Most teams start by combining configuration data, certificate authority exports, vault records, cloud metadata, and source code scanning. The goal is to build a path from “what exists” to “what must change first.” NHI governance matters here because many cryptographic assets are tied to non-human identities, especially service accounts and machine credentials. NHIMG research on the Top 10 NHI Issues shows how visibility gaps and unmanaged secrets amplify risk across machine identities.
- Classify cryptographic assets by function: transport, signing, authentication, encryption at rest, or device trust.
- Map dependencies downstream, including APIs, partner integrations, and embedded devices that cannot be quickly reissued.
- Record algorithm agility status so teams know whether a component can support hybrid or replacement schemes.
- Assign an owner for remediation, not just discovery, so the inventory drives a migration queue.
- Track exposure level, especially where keys or certificates are embedded in code or CI/CD.
For implementation discipline, teams can align inventory records with lifecycle controls from the NHI Lifecycle Management Guide and use policy frameworks from the NIST Security and Privacy Controls to formalise ownership, review, and remediation. These controls tend to break down in multi-cloud environments with unmanaged SaaS integrations because discovery is incomplete and certificate authority data is fragmented.
Common Variations and Edge Cases
Tighter inventory requirements often increase operational overhead, so organisations have to balance completeness against the speed needed for migration planning. That tradeoff is real: a perfect inventory is ideal, but a sufficiently accurate inventory that covers high-value services first is usually the better starting point.

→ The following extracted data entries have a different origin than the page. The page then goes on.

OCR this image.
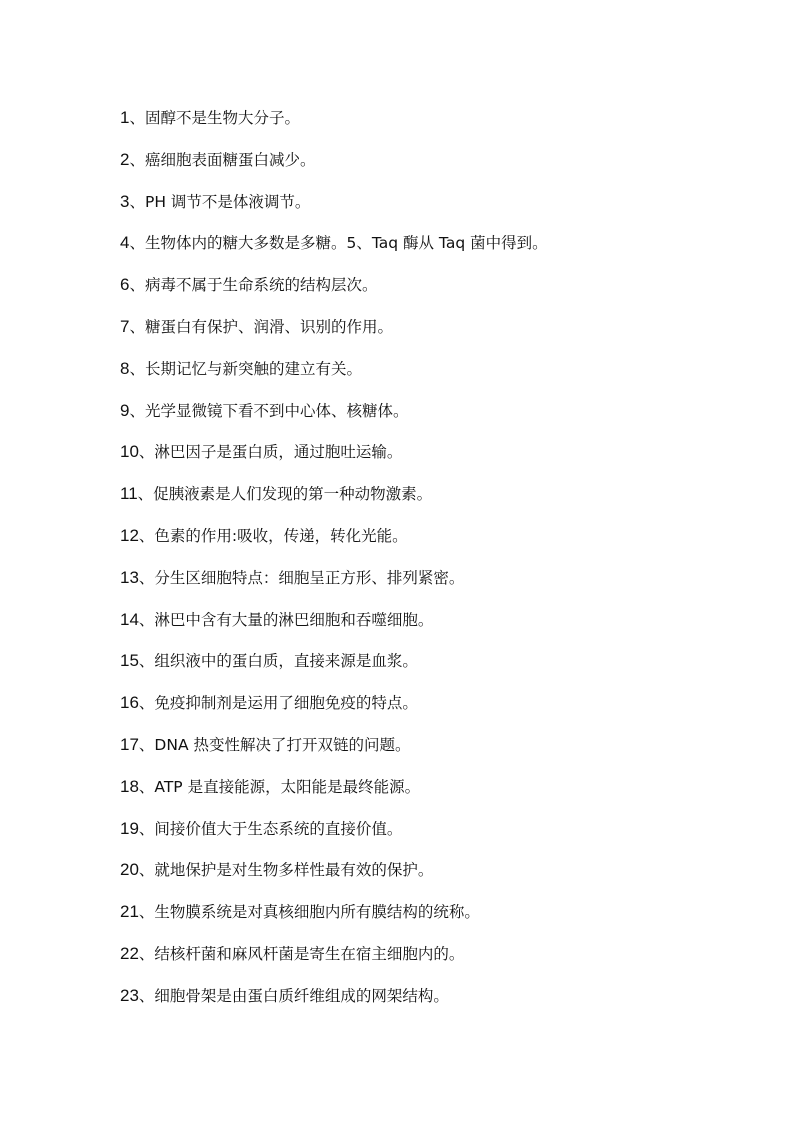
1、固醇不是生物大分子。
2、癌细胞表面糖蛋白减少。
3、PH 调节不是体液调节。
4、生物体内的糖大多数是多糖。5、Taq 酶从 Taq 菌中得到。
6、病毒不属于生命系统的结构层次。
7、糖蛋白有保护、润滑、识别的作用。
8、长期记忆与新突触的建立有关。
9、光学显微镜下看不到中心体、核糖体。
10、淋巴因子是蛋白质，通过胞吐运输。
11、促胰液素是人们发现的第一种动物激素。
12、色素的作用:吸收，传递，转化光能。
13、分生区细胞特点：细胞呈正方形、排列紧密。
14、淋巴中含有大量的淋巴细胞和吞噬细胞。
15、组织液中的蛋白质，直接来源是血浆。
16、免疫抑制剂是运用了细胞免疫的特点。
17、DNA 热变性解决了打开双链的问题。
18、ATP 是直接能源，太阳能是最终能源。
19、间接价值大于生态系统的直接价值。
20、就地保护是对生物多样性最有效的保护。
21、生物膜系统是对真核细胞内所有膜结构的统称。
22、结核杆菌和麻风杆菌是寄生在宿主细胞内的。
23、细胞骨架是由蛋白质纤维组成的网架结构。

Best practice is evolving for environments with hardware security modules, embedded systems, and long-lived partner connections. There is no universal standard for PQC inventory fields yet, but current guidance suggests adding fields for crypto-agility, reissuance complexity, and fallback compatibility. This is especially important where certificates are used by devices that cannot be patched on a normal cadence.
Teams should also separate cryptographic discovery from remediation sequencing. A discovered key may be easy to replace in one service and impossible to change in another because of vendor constraints or regulatory validation. NHIMG’s Ultimate Guide to NHIs notes that most organisations still struggle to fully address NHI risk, which is a warning sign for PQC readiness as well. For governance, use the inventory to classify which assets need immediate redesign, which can be wrapped in compensating controls, and which can wait for the next maintenance cycle. Legacy mainframes, offline appliances, and embedded firmware are the cases where inventory guidance most often breaks down because replacement paths are limited and verification is slow.
Standards & Framework Alignment
This section maps relevant standards and security frameworks to the operational risks and controls described in this guidance.
OWASP Non-Human Identity Top 10 address the attack and risk surface, while NIST CSF 2.0 and NIST AI RMF set the governance and control requirements practitioners need to meet.
| Framework | Control / Reference | Relevance |
|---|---|---|
| NIST CSF 2.0 | ID.AM-1 | Cryptographic inventories are an asset management problem before they are a migration task. |
| OWASP Non-Human Identity Top 10 | NHI-01 | Keys, certificates, and service accounts are non-human identities that must be discovered and governed. |
| NIST AI RMF | The govern function supports accountable, risk-based planning for cryptographic transition decisions. |
Use AI RMF governance discipline to assign ownership, risk ranking, and approved migration sequencing.